Eminent scholars and activists such as Arundhati Roy, Tariq Ali and Dr Nitasha Kaul have all argued that India is committing a mass genocide to destroy Kashmir’s social fabric. Kashmir: The Case for Freedom, a 2011 book, highlights the facts on the region’s tense history with chapters written by Roy and Ali. Moreover, Dr Kaul often argues that India is trying to suppress the freedom movement in Kashmir for vested interests.
Hence, Burhan Wani’s killing earlier this year has sparked a fresh wave on calls for seceding from India. Even Omar Abdullah, the former chief minister of the state, seems sceptical on stabilising the state given how Wani’s death has forced New Delhi to suppress and control the press and communications in the valley. Until now, over 100 lives have been lost at the hands of the Indian Army and over 10,000 civilians have been injured. Wani has indeed become the new heroic icon of disaffected Kashmiris and popular calls for freedom are a grave sign of internal animosity.
This clearly shows that the Kashmiris truly wish to accede from India and potentially merge with Pakistan or have an independent state of their own. Perhaps, Wani could be considered the modern era’s Bhagat Singh, who valiantly fought against state oppression back in the days of the British Raj. Interestingly, Wani’s reason to turn against India was his own family’s ill-treatment at the hands of the Indian Army. Those who wish to understand the conflict must know that people like him are forced to take arms against the state when faced with severe oppressive measures.

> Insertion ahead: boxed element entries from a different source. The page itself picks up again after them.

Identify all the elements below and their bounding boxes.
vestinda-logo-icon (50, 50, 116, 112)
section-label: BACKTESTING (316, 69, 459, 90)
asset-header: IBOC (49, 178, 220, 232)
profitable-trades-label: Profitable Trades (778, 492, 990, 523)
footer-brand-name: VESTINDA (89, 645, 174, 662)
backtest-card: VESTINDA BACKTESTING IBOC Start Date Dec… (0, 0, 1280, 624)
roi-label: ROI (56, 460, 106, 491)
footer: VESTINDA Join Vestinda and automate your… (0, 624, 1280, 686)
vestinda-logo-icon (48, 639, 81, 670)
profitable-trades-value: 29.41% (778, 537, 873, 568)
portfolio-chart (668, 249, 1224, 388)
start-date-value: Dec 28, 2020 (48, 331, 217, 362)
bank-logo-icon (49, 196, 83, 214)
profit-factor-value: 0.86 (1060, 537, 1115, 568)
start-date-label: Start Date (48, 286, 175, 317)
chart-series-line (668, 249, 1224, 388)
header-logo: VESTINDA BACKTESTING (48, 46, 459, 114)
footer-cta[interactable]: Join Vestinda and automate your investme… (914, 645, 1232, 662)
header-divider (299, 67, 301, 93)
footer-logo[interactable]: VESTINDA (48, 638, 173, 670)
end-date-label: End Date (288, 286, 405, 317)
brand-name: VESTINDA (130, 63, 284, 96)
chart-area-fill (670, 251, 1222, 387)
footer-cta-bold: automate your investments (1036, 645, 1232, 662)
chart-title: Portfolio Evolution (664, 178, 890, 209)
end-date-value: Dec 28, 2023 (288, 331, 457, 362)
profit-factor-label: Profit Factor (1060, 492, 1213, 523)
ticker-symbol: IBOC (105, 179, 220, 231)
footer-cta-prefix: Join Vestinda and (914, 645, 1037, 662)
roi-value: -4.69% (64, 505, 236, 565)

Eventually, India shall need to realise that it cannot keep the Kashmiris prison in their own region for long and treat them like third class citizens similar to what Israel is doing with the Palestinians. India’s security forces have already killed some 93,000 Kashmiris over the past two decades and the international community has largely remained silent. The Chenab and General Musharraf formulas on Kashmir from 1999 and 2004 respectively could have potentially diffused the political crisis in the region but circumstances couldn’t allow their implementation. Hence, peaceful measures such as holding a plebiscite or meaningful dialogue with Pakistan must be taken by India if it truly wishes to extinguish the fire rather than resorting to dictatorial tactics. Kashmir has indeed turned into South Asia’s Palestine and the resentment shall have long lasting effects on regional political and security dynamics.